Orica has released its 2019 results which have shown a profitable result, after posting a loss in 2018.
The explosives and chemical manufacturing company posted a net profit after tax of $245 million. Share earnings increased by 14 per cent to 97.9 cents per share.
“Orica’s manufacturing and cost performance is improving across the board. Volumes are growing and our market-leading technology solutions are gaining traction with customers. Our growth drivers are starting to deliver,” said Orica managing director, Alberto Calderon.
According to Calderon, the company performed particularly strongly in Europe, the Middle East, and Africa. Orica’s Australian operations were also positive.

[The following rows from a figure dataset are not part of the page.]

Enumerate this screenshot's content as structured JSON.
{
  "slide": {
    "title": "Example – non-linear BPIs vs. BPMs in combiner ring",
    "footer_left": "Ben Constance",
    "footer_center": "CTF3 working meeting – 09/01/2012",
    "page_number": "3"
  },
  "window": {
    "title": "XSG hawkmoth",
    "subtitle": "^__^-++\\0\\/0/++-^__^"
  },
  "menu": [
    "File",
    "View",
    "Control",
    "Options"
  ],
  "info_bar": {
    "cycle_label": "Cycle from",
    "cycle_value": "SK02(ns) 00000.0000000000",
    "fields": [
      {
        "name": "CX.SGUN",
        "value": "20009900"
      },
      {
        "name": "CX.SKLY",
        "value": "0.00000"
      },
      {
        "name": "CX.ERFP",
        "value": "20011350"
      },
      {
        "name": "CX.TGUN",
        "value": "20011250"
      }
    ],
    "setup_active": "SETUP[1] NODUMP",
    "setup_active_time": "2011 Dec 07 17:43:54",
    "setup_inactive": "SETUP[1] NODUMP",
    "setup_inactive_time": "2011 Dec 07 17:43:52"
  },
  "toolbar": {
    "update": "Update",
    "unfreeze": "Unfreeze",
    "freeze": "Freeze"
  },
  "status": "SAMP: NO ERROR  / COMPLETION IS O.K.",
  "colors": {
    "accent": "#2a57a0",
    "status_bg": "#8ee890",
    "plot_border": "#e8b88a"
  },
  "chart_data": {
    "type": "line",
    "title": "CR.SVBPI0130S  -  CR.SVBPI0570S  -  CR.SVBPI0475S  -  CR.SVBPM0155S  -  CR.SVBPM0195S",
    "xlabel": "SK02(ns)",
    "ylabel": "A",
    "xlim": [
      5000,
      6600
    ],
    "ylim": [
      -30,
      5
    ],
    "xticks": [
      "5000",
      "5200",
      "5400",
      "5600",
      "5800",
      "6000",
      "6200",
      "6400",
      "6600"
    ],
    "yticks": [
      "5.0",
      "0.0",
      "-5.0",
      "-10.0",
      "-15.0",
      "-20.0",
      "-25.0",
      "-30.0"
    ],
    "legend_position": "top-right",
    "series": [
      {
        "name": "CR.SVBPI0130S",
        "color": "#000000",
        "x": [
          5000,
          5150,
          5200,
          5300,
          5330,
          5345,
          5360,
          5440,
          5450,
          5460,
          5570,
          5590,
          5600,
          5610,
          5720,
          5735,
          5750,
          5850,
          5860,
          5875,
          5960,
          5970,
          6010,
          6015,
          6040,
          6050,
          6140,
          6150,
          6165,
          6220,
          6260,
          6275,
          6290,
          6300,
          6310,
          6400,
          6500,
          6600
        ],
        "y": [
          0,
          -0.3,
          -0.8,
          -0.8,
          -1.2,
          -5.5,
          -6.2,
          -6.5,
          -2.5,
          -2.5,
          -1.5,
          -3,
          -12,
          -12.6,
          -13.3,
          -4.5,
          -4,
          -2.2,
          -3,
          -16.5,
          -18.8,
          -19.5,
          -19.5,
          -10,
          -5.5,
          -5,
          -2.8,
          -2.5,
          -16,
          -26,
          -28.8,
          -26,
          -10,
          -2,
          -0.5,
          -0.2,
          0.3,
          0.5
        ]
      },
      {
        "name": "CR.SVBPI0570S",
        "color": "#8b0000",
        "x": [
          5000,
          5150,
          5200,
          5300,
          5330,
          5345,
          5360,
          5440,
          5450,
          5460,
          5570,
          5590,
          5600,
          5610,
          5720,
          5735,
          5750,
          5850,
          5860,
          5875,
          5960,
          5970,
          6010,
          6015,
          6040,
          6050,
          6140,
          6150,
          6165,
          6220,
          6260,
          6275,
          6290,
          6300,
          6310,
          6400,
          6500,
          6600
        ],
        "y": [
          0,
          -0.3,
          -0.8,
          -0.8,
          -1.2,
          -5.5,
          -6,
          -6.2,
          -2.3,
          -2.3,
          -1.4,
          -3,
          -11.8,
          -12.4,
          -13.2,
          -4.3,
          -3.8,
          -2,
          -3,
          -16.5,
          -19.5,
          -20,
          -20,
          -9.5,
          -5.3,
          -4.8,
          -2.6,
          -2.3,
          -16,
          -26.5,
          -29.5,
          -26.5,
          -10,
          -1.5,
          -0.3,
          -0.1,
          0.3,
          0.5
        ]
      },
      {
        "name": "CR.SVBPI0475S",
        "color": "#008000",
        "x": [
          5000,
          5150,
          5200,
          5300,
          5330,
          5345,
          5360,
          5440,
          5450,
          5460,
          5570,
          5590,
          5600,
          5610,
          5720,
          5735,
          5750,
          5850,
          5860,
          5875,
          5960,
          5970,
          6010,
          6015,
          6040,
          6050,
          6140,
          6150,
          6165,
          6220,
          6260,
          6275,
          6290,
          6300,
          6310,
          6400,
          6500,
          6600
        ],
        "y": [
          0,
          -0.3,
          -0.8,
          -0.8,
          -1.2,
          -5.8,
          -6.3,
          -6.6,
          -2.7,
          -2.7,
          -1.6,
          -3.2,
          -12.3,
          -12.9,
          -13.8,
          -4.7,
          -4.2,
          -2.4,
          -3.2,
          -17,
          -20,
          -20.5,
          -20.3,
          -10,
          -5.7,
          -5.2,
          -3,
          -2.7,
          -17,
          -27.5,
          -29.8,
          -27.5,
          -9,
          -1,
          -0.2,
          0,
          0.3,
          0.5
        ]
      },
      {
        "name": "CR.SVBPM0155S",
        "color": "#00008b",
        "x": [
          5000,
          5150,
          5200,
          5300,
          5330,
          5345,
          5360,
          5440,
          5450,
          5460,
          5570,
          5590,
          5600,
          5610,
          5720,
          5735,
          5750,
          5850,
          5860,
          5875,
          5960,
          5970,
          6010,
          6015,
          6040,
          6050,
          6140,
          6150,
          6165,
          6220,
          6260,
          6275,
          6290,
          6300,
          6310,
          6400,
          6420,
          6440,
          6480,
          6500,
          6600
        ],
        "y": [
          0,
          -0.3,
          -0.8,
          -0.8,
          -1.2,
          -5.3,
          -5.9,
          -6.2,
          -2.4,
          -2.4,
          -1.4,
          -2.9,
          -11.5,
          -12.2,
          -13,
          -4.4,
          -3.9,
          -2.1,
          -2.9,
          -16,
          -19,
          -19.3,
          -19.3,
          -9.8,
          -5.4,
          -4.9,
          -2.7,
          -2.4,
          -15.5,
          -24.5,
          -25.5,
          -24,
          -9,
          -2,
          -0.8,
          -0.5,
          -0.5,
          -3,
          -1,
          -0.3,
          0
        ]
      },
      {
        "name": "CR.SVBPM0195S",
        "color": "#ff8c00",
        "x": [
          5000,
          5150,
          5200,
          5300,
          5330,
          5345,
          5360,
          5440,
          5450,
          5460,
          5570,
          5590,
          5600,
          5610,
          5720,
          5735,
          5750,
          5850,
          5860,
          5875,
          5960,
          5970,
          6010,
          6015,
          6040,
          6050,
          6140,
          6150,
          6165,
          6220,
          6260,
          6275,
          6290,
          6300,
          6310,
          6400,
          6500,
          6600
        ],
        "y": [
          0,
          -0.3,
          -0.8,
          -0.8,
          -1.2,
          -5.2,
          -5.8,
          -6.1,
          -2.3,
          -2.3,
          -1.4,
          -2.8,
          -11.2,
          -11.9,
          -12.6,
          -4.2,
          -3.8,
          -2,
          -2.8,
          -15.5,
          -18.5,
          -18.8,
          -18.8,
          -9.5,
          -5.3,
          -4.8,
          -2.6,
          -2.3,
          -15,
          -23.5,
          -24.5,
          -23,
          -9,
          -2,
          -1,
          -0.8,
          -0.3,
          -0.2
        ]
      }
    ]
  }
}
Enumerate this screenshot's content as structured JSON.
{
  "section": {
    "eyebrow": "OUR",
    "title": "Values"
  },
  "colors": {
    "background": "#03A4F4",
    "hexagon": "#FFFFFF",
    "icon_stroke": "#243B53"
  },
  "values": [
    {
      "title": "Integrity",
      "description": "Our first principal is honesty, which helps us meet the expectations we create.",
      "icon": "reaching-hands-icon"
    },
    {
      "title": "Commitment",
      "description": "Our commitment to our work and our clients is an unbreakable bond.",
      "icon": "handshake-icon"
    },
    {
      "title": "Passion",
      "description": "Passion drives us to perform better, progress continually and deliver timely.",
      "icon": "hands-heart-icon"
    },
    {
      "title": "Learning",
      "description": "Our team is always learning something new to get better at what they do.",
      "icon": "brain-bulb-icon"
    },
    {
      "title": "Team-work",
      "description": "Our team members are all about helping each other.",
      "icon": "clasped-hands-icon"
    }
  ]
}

“The increase in Australia Pacific & Asia volumes was led by 6% growth in Australia, with market share in the region continuing to increase,” said Calderon.
Orice was positive about the future outlook. In a statement, the company noted it expected increased demand and product mix to drive positive growth, as well as its technological products. Capital expenditure in the 2020 financial year is planned to be between $370 and $390 million, excluding rectification at the Burrup site, where defective componentry caused premature cracking and unplanned maintenance at the ammonium nitrate site..
“While there are many external factors that can impact our performance, Orica’s efforts to improve every aspect of operations within our control is starting to deliver results. We are optimistic this early momentum will be maintained and grow in the years ahead,” said Calderon.